Justice Breyer invokes comparative and international law arguments in his attack on capital punishment. Noting that death row inmates stay in solitary confinement over long periods of time on death row, Breyer refers to theUN’s Special Rapporteur on Torture, who has called for a ban on solitary confinement over 15 days. He rehearses an argument often successfully made in other courts around the world: the agonizing years of uncertainty while awaiting execution, exemplified in the decision by the European Court of Human Rights in Soering v. United Kingdom.  There, the court refused to extradite a murder suspect to the United States because of the risk of the prolonged wait on death row, which the court found would be cruel, inhuman or degrading. Breyer invokes that case and similar decisions from Canada, Jamaica, Zimbabwe, and South Africa. He notes that he relies “primarily on domestic, not foreign events” in arguing that the death penalty is “unusual,” anticipating Scalia’s rant about the non-existence of a “world community,” yet notes that in 2013, only 22 countries of the 193 countries in the world carried out an execution, and only eight, including the United States, executed more than 10 individuals. The Inter-American system for human rights protection has never directly addressed the question of methods of execution as a human rights violation, but a decision on admissibility in Medina v. United States, suggests that they will find the use of the electric chair to constitute such a violation. The death penalty is inexorably fading away in practice around the globe, and Justice Breyer is yet another of many Supreme Court members who are its prophets of doom.

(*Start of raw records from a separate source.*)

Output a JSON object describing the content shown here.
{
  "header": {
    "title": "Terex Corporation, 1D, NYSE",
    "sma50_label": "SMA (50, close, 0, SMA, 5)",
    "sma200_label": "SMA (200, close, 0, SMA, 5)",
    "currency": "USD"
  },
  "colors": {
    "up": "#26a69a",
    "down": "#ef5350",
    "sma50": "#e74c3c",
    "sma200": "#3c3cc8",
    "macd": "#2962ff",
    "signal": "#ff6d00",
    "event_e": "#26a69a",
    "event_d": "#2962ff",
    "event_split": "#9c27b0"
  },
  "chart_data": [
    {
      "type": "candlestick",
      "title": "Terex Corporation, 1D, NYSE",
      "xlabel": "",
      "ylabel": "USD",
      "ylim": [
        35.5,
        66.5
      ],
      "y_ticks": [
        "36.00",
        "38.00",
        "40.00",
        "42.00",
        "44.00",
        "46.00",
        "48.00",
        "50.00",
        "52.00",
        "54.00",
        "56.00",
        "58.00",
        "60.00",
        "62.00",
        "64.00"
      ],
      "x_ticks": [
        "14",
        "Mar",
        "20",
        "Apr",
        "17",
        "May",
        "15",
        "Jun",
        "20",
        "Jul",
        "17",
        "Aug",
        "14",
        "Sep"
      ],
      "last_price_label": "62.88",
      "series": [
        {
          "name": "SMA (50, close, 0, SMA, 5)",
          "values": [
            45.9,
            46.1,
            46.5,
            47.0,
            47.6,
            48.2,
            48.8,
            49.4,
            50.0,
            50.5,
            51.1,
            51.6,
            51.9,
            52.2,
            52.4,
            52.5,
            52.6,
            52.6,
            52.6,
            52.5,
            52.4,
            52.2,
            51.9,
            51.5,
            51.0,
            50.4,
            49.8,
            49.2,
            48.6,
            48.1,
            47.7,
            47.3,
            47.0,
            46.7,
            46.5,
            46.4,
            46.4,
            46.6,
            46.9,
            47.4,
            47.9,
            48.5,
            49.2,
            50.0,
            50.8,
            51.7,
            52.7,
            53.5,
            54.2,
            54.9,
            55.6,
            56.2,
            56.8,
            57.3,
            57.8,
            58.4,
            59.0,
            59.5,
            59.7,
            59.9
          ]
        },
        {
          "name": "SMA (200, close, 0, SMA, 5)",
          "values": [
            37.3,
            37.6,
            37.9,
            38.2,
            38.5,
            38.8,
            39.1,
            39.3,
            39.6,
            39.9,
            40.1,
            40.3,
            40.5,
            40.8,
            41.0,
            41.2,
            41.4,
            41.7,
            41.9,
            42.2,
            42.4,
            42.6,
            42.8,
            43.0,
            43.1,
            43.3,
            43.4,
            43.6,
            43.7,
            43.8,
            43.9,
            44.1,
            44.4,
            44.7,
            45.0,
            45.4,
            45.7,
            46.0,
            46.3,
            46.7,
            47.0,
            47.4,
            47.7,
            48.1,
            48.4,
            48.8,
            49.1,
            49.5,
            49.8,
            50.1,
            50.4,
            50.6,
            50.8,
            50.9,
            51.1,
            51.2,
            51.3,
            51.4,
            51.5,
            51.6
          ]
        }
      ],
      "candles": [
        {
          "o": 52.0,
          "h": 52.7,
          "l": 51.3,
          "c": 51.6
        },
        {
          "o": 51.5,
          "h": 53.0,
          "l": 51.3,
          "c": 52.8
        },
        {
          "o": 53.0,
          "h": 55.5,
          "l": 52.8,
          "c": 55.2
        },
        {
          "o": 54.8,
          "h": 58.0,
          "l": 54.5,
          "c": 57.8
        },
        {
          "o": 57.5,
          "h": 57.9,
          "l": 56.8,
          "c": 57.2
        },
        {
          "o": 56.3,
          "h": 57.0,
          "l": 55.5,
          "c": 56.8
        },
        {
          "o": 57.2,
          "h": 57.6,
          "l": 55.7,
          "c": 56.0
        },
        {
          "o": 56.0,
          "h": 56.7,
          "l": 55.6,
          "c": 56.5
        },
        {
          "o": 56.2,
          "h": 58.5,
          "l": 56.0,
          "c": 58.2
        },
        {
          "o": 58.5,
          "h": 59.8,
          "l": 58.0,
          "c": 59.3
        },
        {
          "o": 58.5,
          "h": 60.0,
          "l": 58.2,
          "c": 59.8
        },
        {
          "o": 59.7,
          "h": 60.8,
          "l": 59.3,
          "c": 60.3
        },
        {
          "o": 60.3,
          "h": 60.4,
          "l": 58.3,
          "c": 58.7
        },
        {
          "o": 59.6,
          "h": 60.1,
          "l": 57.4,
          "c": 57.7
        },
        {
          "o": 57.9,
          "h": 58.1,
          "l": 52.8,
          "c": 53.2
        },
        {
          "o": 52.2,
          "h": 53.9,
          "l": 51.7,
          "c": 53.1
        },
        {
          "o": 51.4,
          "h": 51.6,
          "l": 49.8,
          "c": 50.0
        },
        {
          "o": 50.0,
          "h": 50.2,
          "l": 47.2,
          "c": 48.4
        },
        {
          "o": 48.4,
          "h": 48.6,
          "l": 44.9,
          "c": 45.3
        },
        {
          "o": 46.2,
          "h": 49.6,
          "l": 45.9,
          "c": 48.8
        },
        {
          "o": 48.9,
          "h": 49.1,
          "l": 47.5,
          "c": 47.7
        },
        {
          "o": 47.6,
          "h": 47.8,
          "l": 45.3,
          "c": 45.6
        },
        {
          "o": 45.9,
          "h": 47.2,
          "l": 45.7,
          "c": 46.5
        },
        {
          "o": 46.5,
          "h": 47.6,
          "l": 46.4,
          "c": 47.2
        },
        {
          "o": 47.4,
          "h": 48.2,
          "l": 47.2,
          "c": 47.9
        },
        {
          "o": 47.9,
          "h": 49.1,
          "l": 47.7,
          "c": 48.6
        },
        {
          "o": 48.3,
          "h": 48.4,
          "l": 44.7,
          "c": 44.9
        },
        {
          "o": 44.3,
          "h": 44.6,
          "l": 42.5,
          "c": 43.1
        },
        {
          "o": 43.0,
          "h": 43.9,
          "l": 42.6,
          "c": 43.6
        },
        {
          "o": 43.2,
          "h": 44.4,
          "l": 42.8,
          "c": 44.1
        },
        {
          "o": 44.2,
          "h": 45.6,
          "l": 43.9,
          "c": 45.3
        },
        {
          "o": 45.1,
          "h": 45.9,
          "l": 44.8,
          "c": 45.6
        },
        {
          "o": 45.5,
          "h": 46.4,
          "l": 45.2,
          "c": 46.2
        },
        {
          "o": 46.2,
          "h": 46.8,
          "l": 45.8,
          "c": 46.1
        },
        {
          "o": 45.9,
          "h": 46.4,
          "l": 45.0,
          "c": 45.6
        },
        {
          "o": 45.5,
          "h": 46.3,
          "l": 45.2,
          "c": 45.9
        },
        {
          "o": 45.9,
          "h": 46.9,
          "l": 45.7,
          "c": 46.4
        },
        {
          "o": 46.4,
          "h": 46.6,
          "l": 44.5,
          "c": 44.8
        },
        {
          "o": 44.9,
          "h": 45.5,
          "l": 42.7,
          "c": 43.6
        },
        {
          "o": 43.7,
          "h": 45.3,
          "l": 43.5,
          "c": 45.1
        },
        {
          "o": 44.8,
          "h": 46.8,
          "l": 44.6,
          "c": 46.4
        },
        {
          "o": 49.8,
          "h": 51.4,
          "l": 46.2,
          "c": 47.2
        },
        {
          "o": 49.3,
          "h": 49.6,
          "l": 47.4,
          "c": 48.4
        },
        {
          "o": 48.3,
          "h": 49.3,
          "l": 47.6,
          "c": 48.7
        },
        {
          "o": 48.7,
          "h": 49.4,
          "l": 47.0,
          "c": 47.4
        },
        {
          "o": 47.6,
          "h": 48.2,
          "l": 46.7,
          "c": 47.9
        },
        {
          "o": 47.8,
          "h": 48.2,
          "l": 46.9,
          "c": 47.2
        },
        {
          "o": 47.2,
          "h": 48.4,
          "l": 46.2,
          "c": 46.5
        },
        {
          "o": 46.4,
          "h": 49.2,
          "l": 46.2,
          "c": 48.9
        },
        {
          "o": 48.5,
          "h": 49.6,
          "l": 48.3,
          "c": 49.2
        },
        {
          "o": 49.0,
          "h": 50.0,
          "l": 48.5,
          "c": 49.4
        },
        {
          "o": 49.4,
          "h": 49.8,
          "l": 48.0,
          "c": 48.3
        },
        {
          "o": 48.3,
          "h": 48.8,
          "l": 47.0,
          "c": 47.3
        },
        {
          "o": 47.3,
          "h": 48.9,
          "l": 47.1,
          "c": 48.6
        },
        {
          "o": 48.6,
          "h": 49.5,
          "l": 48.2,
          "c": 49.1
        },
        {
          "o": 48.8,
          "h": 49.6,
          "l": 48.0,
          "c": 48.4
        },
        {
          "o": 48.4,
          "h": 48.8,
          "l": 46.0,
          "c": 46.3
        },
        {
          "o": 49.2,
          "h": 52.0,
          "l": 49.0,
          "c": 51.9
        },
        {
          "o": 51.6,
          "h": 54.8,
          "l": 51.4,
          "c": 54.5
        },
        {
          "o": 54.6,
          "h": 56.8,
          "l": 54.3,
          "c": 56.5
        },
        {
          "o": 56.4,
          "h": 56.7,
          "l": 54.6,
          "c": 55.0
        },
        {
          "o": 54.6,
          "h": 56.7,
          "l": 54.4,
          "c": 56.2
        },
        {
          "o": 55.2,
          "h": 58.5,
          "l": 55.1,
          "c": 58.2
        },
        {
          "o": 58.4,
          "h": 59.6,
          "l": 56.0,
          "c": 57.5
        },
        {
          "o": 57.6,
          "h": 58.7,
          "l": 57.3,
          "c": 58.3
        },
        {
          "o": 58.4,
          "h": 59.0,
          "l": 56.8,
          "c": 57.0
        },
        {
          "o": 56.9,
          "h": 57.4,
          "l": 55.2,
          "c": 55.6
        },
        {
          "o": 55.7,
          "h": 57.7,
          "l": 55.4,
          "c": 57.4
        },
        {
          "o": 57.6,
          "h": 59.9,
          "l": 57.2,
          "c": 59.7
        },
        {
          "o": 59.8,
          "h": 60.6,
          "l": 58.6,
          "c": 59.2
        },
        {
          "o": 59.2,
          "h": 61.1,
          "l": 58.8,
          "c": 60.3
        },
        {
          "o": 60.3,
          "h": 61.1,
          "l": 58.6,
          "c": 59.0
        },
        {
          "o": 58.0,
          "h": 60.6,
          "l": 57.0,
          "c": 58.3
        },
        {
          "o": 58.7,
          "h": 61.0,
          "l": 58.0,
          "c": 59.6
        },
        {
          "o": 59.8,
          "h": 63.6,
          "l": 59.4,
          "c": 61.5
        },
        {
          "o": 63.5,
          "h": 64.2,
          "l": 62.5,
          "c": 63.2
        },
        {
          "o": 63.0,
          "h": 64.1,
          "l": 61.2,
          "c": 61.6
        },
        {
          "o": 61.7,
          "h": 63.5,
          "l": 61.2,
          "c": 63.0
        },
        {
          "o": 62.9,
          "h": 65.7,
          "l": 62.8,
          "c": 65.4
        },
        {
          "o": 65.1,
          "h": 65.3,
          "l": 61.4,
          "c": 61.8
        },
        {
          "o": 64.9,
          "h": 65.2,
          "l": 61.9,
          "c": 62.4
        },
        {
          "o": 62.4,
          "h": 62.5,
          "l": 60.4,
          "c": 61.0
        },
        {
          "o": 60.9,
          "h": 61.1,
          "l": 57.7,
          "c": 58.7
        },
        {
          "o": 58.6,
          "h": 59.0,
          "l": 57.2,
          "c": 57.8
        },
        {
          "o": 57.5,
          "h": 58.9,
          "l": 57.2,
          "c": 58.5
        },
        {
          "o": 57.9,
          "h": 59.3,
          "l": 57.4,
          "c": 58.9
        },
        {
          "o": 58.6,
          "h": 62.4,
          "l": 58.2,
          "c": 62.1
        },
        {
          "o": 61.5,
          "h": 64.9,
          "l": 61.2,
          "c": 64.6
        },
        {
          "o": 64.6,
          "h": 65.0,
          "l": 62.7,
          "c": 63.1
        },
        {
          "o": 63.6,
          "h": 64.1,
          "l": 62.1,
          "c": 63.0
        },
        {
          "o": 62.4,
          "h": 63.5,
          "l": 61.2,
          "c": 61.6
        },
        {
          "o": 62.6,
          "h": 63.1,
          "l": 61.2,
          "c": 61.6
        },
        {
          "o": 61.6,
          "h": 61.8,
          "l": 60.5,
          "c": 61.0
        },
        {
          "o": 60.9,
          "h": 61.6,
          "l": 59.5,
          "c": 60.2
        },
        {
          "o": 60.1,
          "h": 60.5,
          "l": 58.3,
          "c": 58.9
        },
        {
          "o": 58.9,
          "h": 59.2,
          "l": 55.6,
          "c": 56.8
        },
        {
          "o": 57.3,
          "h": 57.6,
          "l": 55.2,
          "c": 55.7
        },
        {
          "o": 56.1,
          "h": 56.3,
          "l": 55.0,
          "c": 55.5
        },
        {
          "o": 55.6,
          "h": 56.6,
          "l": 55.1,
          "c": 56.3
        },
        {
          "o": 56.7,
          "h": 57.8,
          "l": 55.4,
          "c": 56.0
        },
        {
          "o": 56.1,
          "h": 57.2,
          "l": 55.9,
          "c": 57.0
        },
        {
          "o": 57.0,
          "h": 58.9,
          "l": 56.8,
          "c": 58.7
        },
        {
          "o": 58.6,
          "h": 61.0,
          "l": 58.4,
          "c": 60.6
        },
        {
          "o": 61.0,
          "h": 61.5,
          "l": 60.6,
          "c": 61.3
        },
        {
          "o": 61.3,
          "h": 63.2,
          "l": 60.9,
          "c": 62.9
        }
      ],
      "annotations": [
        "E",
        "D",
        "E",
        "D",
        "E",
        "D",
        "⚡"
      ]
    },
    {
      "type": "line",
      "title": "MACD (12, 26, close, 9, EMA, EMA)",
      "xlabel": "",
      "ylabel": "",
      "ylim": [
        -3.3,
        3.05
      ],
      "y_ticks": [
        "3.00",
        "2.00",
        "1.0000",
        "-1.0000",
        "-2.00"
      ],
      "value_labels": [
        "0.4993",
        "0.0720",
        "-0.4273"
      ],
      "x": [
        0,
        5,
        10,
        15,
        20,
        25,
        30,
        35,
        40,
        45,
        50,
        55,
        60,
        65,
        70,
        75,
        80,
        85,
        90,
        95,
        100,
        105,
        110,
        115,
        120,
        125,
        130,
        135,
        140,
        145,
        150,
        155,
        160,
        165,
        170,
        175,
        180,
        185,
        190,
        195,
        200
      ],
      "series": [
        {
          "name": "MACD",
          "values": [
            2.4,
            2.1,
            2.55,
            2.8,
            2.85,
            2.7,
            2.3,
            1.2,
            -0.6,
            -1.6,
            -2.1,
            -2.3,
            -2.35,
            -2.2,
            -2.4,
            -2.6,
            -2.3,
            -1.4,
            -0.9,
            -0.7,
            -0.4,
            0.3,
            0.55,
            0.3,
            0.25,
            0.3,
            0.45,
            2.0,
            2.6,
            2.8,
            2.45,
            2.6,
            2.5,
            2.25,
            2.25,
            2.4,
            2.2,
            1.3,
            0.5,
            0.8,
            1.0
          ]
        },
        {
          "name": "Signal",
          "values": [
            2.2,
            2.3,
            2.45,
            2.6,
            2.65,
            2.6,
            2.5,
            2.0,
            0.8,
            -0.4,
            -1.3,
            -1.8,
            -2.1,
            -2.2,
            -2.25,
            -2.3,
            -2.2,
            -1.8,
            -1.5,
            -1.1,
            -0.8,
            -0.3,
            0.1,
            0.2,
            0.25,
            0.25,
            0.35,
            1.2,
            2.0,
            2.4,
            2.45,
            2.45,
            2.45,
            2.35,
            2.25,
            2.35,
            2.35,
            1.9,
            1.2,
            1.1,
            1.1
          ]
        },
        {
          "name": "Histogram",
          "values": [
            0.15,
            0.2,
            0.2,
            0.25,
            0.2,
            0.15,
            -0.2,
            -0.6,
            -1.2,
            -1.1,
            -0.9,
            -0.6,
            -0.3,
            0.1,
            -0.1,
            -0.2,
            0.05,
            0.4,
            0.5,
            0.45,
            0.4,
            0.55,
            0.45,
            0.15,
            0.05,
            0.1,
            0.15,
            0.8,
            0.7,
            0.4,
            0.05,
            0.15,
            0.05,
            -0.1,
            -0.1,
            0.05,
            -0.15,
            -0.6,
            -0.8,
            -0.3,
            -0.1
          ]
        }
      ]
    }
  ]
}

I cannot, in good conscience, end this post without a brief allusion to the bizarre requirement, added in the court’s majority opinion, that, in order to prevail on their claim of unconstitutionality, the petitioners themselves must offer a “known and available alternative” method of execution that is not intolerably painful. As Justice Sotomayor aptly notes in her dissent, “some condemned inmates may read the Court’s surreal requirement that they identify the means of their death as an invitation to propose methods of execution less consistent with modern sensibilities.” Et tu, death row inmates?